Watched a handful of boys play a video game the other day. The lure of a kingdom grandiose and full of possibility held them spellbound, imaginations wide-awake, passionate longing spilling into the room.
We are all fueled by imagination, as pointed out in Albert Mohler’s interview with Andrew Peterson. And what is there like fantasy to awaken yearning for another Kingdom?
O see ye not yon narrow road
so thick beset with thorns and briers?
That is the path of Righteousness,
though after it but few inquires.
And see ye not yon braid, braid road
that lies across the lily leven?
That is the path of Wickedness,
though some call it the Road to Heaven.
And see ye not yon bonny road
that winds about you fernie brae?
That is the road to fair Elfland
where thou and I this night maun gae.
J. R. R. Tolkien, On Fairy Stories
Fantasy brings a “cleaning of the windows,” insists Tolkien. Much needed, given the pitch of my soul. This is a trick of faerie stories, the real kind, mined from a deep place. Lessons reach down, as they must, and I, “not wholly lost nor wholly changed, disgraced may be,” am grateful for it.

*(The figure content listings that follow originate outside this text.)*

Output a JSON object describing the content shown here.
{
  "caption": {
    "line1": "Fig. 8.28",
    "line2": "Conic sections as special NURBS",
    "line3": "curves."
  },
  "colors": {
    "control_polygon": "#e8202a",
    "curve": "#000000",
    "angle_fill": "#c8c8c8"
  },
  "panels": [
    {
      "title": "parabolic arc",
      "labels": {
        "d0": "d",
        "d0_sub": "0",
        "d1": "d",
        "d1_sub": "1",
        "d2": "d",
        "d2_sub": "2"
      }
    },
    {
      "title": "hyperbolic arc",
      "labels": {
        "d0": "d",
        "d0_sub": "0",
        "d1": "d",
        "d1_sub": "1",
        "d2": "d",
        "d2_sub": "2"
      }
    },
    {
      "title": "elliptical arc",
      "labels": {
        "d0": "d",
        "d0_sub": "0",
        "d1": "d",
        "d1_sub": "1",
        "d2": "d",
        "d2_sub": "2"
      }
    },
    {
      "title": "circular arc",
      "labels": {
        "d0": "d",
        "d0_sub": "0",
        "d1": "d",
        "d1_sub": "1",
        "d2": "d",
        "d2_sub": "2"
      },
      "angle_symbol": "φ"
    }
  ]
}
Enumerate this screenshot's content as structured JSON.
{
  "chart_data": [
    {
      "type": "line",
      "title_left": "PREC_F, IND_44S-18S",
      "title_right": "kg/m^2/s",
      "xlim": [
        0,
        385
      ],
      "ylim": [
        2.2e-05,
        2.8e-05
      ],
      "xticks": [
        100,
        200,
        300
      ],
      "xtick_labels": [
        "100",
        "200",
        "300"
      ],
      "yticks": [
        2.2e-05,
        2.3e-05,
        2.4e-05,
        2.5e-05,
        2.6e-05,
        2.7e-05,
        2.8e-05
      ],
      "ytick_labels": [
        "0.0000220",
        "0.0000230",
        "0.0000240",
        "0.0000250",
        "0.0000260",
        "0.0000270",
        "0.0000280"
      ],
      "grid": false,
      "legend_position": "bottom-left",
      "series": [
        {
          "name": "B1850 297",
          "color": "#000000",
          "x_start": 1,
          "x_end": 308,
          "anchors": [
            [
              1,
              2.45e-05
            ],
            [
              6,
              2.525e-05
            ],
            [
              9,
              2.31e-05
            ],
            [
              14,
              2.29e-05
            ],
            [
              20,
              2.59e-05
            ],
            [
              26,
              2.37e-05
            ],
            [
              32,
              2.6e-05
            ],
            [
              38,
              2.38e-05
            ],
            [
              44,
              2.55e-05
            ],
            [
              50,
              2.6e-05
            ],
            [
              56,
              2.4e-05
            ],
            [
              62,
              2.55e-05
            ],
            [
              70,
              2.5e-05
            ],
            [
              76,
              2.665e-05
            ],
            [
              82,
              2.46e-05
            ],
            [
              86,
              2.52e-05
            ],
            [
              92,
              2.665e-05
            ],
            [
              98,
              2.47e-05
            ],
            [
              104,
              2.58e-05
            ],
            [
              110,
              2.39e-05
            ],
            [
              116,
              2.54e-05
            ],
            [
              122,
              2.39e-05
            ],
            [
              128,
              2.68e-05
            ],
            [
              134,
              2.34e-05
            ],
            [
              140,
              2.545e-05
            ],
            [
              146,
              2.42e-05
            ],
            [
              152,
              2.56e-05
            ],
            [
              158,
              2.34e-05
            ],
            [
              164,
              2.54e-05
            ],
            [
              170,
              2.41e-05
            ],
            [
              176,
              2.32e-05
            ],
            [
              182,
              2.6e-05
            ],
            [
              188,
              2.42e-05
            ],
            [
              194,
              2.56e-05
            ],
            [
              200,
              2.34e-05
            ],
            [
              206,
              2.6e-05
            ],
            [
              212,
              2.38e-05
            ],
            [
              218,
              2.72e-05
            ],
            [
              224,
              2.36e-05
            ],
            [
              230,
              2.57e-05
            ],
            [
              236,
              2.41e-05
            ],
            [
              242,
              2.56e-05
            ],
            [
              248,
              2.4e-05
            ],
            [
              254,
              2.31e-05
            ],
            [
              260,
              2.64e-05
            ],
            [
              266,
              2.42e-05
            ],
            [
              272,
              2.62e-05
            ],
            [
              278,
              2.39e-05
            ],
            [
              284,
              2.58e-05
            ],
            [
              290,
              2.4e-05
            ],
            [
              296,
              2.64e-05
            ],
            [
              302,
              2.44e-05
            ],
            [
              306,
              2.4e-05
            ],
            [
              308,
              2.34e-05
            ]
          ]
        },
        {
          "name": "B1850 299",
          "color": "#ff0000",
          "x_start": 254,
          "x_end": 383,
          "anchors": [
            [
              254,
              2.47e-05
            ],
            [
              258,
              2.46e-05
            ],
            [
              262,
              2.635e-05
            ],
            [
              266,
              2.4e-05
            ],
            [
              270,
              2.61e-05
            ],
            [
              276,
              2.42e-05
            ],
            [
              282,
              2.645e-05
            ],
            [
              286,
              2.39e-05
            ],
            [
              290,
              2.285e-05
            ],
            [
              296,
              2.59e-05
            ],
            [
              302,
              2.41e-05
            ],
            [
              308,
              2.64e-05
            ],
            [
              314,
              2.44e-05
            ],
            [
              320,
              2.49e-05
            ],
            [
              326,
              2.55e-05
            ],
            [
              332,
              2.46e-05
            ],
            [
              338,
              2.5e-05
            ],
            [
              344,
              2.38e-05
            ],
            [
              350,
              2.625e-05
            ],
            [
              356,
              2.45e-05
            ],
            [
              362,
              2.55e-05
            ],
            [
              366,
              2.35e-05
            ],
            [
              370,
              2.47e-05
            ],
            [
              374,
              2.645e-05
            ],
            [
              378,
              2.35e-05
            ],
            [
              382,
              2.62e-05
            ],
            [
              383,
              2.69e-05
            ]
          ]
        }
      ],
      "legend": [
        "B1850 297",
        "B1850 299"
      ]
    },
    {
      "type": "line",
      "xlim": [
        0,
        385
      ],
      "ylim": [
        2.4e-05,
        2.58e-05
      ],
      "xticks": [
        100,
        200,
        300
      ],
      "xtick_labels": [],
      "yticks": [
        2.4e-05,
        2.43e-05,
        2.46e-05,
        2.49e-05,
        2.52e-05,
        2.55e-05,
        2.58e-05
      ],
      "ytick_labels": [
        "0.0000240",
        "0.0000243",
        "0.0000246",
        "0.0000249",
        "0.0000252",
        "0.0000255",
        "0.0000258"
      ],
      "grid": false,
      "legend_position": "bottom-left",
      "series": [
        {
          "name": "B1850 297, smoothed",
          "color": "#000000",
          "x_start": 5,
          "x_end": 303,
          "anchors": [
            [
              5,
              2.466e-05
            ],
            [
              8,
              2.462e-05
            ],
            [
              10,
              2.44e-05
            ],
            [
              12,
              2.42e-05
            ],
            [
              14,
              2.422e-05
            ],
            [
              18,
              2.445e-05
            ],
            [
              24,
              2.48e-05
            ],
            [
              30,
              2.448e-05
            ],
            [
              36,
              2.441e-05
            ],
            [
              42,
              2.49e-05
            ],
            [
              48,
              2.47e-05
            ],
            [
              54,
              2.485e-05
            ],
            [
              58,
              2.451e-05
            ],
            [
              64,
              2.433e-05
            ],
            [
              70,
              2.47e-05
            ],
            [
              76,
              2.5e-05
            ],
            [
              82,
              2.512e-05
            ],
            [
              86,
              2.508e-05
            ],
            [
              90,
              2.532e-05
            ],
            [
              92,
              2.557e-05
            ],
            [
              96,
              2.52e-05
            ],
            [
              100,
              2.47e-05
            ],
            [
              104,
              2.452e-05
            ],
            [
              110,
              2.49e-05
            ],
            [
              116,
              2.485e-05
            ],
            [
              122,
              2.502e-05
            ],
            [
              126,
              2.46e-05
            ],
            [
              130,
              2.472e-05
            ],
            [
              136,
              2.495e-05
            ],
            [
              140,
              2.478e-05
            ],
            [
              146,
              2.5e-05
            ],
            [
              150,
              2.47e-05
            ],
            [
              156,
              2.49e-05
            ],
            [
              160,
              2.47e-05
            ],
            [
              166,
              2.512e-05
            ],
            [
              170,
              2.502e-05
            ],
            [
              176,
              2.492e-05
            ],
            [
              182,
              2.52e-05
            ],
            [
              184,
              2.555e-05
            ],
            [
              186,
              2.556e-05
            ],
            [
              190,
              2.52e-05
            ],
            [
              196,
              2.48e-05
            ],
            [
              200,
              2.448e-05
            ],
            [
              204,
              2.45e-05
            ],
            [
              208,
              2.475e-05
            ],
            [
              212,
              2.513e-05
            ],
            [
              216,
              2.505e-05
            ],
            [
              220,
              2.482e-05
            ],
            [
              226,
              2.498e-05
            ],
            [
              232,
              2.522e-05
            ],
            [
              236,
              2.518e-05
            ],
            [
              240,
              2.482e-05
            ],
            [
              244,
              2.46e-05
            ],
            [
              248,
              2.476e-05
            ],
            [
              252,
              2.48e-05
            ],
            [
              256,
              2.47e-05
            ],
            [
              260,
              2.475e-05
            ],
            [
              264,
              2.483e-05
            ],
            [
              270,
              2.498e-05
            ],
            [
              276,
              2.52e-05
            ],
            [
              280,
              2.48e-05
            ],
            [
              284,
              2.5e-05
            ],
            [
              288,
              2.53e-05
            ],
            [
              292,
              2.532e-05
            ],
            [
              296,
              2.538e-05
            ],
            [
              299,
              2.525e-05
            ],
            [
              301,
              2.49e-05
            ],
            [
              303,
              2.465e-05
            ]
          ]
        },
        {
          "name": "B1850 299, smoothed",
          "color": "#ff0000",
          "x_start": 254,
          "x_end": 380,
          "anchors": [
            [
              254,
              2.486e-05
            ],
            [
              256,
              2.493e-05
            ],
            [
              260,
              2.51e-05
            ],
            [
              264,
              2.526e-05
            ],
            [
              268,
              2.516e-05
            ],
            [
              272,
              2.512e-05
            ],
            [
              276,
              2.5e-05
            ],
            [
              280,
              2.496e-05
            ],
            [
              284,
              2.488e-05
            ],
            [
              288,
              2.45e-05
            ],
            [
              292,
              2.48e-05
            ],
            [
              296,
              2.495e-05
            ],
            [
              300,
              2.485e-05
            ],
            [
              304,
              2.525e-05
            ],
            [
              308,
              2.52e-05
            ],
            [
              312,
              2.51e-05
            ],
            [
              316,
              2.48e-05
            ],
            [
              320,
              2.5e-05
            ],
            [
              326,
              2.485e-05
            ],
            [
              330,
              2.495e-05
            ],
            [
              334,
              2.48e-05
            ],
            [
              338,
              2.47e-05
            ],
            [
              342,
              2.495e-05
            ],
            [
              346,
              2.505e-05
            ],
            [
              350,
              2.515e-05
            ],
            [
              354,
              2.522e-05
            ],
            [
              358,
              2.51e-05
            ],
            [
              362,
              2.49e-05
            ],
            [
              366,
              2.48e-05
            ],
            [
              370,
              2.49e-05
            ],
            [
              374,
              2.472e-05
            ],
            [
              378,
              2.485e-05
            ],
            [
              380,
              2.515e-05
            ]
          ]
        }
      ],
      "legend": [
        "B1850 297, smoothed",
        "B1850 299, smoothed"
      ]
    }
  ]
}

In the cold of winter’s howling and old dark-clad forests, there is abundant comfort from “None Greater: The Undomesticated Attributes of God.” Barrett’s book helps set sights higher, to Zion, the cosmic gathering, and the blood that speaks a better word. Whether stirred by Elfland or other, let yearning for the transcendent Triune God waken in you.
Embracing Tolkien’s reminder that we are sub-creators, refracted light, needle-felted gnomes peek out from bent-leafed shadows. Reminders, perhaps, of another Kingdom. Or whimsical fairies, with spring and the return of the fairy garden so near.